I chose soup as a starter, which in the worst establishments is straight from a catering carton but which can be a garden of delights, as with the Compasses at Pattiswick, for example.  In this case, it was curried parsnip, a soup I’ve made myself before now.  It certainly balanced the spices well and included plenty of pureed sweet root veg, though a touch of cream in the recipe would have improved the finished results.  The “artisan bread” did not come up to expectations though – it looked and tasted more like a commercially-produced crusty cob than lovingly hand-made.

For mains, the lady chose the chicken sandwich, complete with fries and wasabi slaw, where I went for ribeye, triple-cooked chips, tomatoes, garlic butter and a “surf and turf” touch in garlic prawns.  The latter were meaty, not to say a bit tough through marginal overcooking (the difference between perfect and shoe leather is but a few seconds), though my steak was everything I could have asked of it – tender, succulent, rare and well-seasoned.

One mushroom, a few vine tomatoes and a scattering of rocket seemed perfunctory accompaniments, but the real comparison is in the chips.  My jenga blocks and the lady’s fries were both fat, but were different: mine were quite soft and not crispy, where hers were more like coated fries.  Mine were undoubtedly home made, where hers probably were from a freezer pack into the frier.

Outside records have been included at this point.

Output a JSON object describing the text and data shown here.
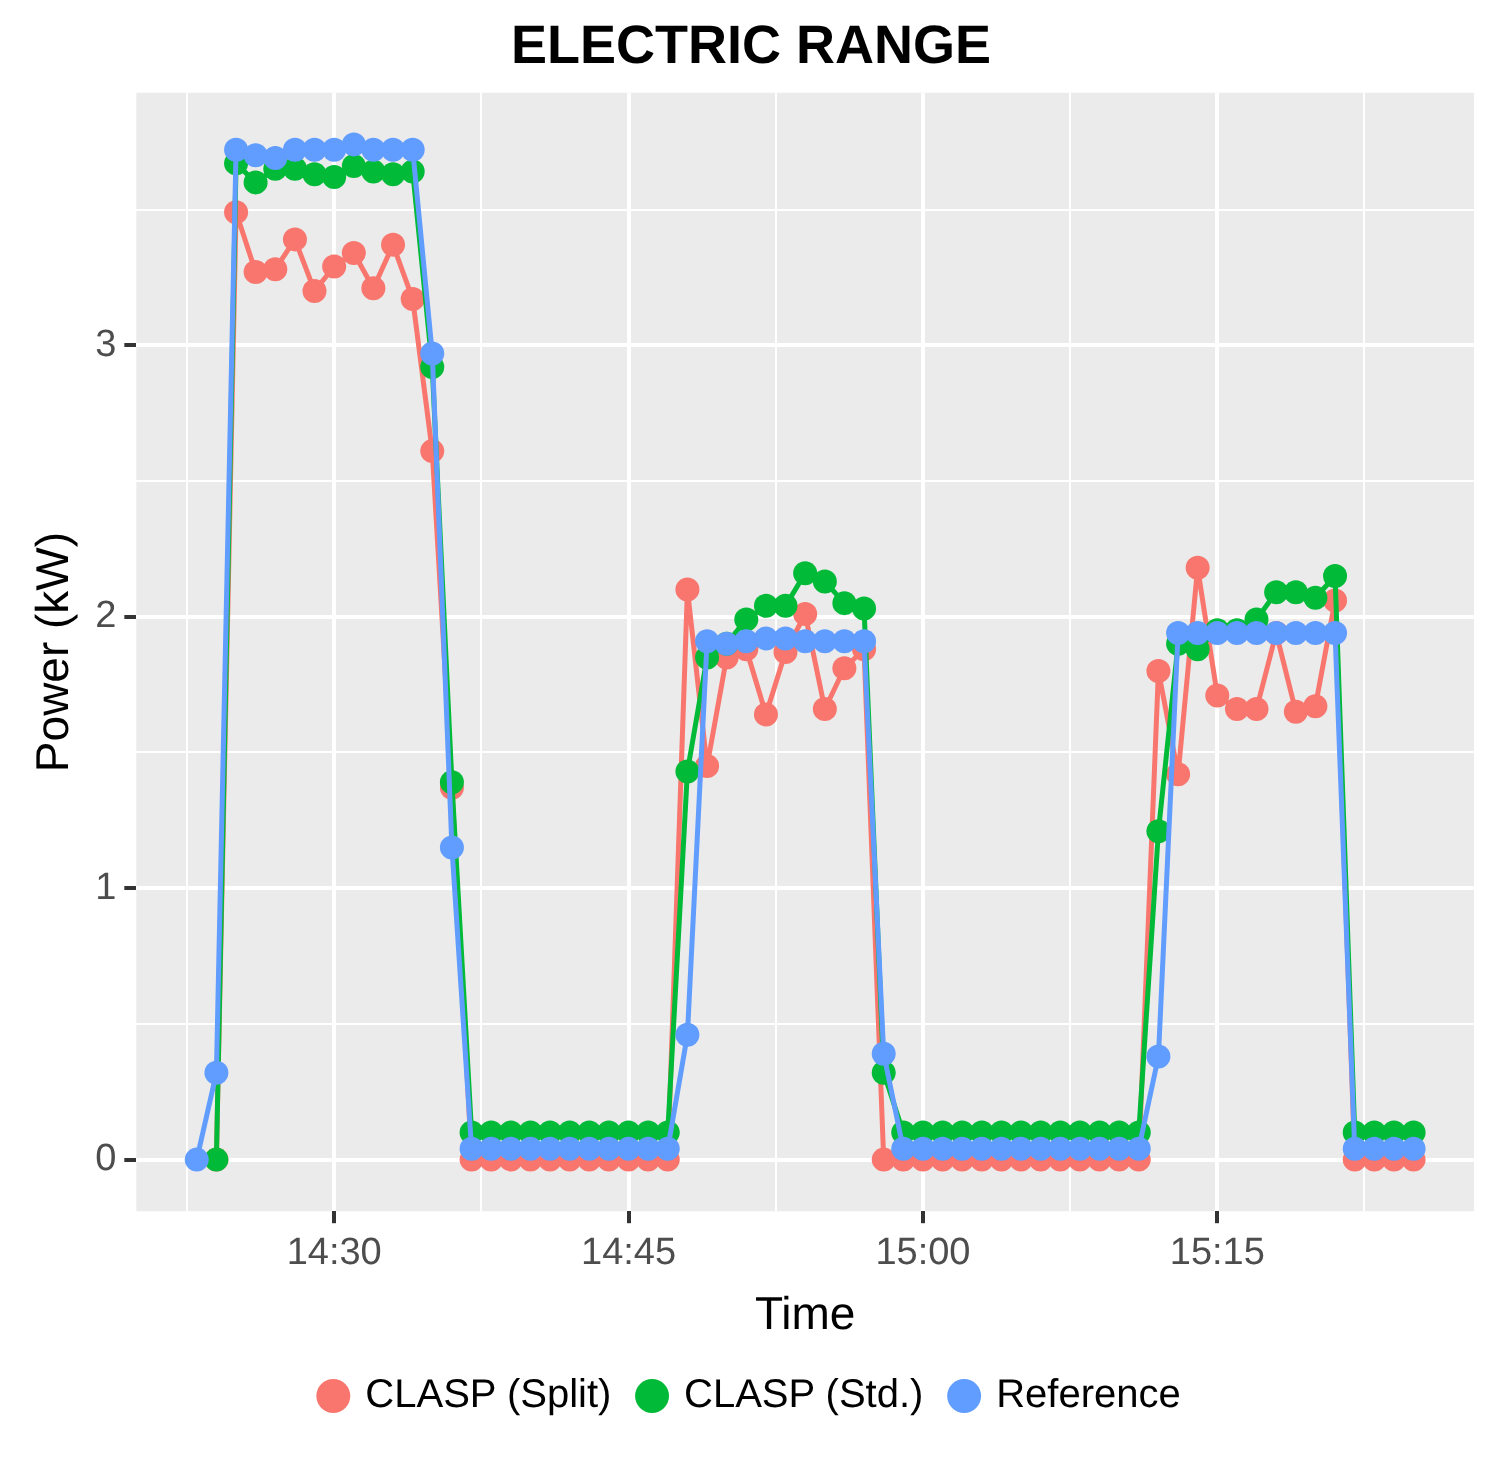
{
  "chart_data": {
    "type": "line",
    "title": "ELECTRIC RANGE",
    "xlabel": "Time",
    "ylabel": "Power (kW)",
    "x": [
      14.3833,
      14.4,
      14.4167,
      14.4333,
      14.45,
      14.4667,
      14.4833,
      14.5,
      14.5167,
      14.5333,
      14.55,
      14.5667,
      14.5833,
      14.6,
      14.6167,
      14.6333,
      14.65,
      14.6667,
      14.6833,
      14.7,
      14.7167,
      14.7333,
      14.75,
      14.7667,
      14.7833,
      14.8,
      14.8167,
      14.8333,
      14.85,
      14.8667,
      14.8833,
      14.9,
      14.9167,
      14.9333,
      14.95,
      14.9667,
      14.9833,
      15,
      15.0167,
      15.0333,
      15.05,
      15.0667,
      15.0833,
      15.1,
      15.1167,
      15.1333,
      15.15,
      15.1667,
      15.1833,
      15.2,
      15.2167,
      15.2333,
      15.25,
      15.2667,
      15.2833,
      15.3,
      15.3167,
      15.3333,
      15.35,
      15.3667,
      15.3833,
      15.4,
      15.4167
    ],
    "series": [
      {
        "name": "CLASP (Split)",
        "color": "#f8766d",
        "values": [
          null,
          0,
          3.49,
          3.27,
          3.28,
          3.39,
          3.2,
          3.29,
          3.34,
          3.21,
          3.37,
          3.17,
          2.61,
          1.37,
          0,
          0,
          0,
          0,
          0,
          0,
          0,
          0,
          0,
          0,
          0,
          2.1,
          1.45,
          1.85,
          1.88,
          1.64,
          1.87,
          2.01,
          1.66,
          1.81,
          1.88,
          0,
          0,
          0,
          0,
          0,
          0,
          0,
          0,
          0,
          0,
          0,
          0,
          0,
          0,
          1.8,
          1.42,
          2.18,
          1.71,
          1.66,
          1.66,
          1.94,
          1.65,
          1.67,
          2.06,
          0,
          0,
          0,
          0
        ]
      },
      {
        "name": "CLASP (Std.)",
        "color": "#00ba38",
        "values": [
          null,
          0,
          3.67,
          3.6,
          3.65,
          3.65,
          3.63,
          3.62,
          3.66,
          3.64,
          3.63,
          3.64,
          2.92,
          1.39,
          0.1,
          0.1,
          0.1,
          0.1,
          0.1,
          0.1,
          0.1,
          0.1,
          0.1,
          0.1,
          0.1,
          1.43,
          1.85,
          1.9,
          1.99,
          2.04,
          2.04,
          2.16,
          2.13,
          2.05,
          2.03,
          0.32,
          0.1,
          0.1,
          0.1,
          0.1,
          0.1,
          0.1,
          0.1,
          0.1,
          0.1,
          0.1,
          0.1,
          0.1,
          0.1,
          1.21,
          1.9,
          1.88,
          1.95,
          1.95,
          1.99,
          2.09,
          2.09,
          2.07,
          2.15,
          0.1,
          0.1,
          0.1,
          0.1
        ]
      },
      {
        "name": "Reference",
        "color": "#619cff",
        "values": [
          0,
          0.32,
          3.72,
          3.7,
          3.69,
          3.72,
          3.72,
          3.72,
          3.74,
          3.72,
          3.72,
          3.72,
          2.97,
          1.15,
          0.04,
          0.04,
          0.04,
          0.04,
          0.04,
          0.04,
          0.04,
          0.04,
          0.04,
          0.04,
          0.04,
          0.46,
          1.91,
          1.9,
          1.91,
          1.92,
          1.92,
          1.91,
          1.91,
          1.91,
          1.91,
          0.39,
          0.04,
          0.04,
          0.04,
          0.04,
          0.04,
          0.04,
          0.04,
          0.04,
          0.04,
          0.04,
          0.04,
          0.04,
          0.04,
          0.38,
          1.94,
          1.94,
          1.94,
          1.94,
          1.94,
          1.94,
          1.94,
          1.94,
          1.94,
          0.04,
          0.04,
          0.04,
          0.04
        ]
      }
    ],
    "xlim": [
      14.332,
      15.468
    ],
    "xticks": [
      {
        "value": 14.375,
        "label": null
      },
      {
        "value": 14.5,
        "label": "14:30"
      },
      {
        "value": 14.625,
        "label": null
      },
      {
        "value": 14.75,
        "label": "14:45"
      },
      {
        "value": 14.875,
        "label": null
      },
      {
        "value": 15,
        "label": "15:00"
      },
      {
        "value": 15.125,
        "label": null
      },
      {
        "value": 15.25,
        "label": "15:15"
      },
      {
        "value": 15.375,
        "label": null
      }
    ],
    "ylim": [
      -0.19,
      3.93
    ],
    "yticks": [
      0,
      {
        "value": 0.5,
        "label": null
      },
      1,
      {
        "value": 1.5,
        "label": null
      },
      2,
      {
        "value": 2.5,
        "label": null
      },
      3,
      {
        "value": 3.5,
        "label": null
      }
    ],
    "grid": true,
    "legend": "bottom",
    "marker": "circle",
    "line_style": "solid"
  }
}
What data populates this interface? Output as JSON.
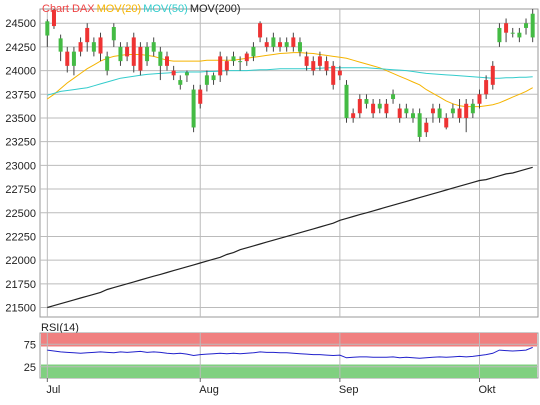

She enjoyed her moist and tender chicken, left the top half of the bun, and ate most of the wasabi slaw, which was certainly not a rip-snorting blast of horseradish heat, but did convey a subtle whiff of wasabi.  Was there a point in adding wasabi to coleslaw?  It seems one of those arbitrary mixtures that add little value, and certainly don’t compliment the main feature – though I accept others may disagree on that.

Desserts, over and above the Groupon deal, were the best bit.  We chose to share a selection of small desserts, which proved a very wise choice: Rocky Road sat on the plate amid a red berry meringue to one end and a lemon syllabub (or similar at least) to the other.  It was a joy to behold!

In short, I expect I shall return to the Blue Anchor at regular intervals, especially because it is close to home.  It’s not the best of its type in Essex, though not bad either.  If that sounds like damning with faint praise, that’s not my intention – but I do think their breakfast, like all English breakfasts, is probably the best meal of the day on these isles.  That particular cliché was said with good cause!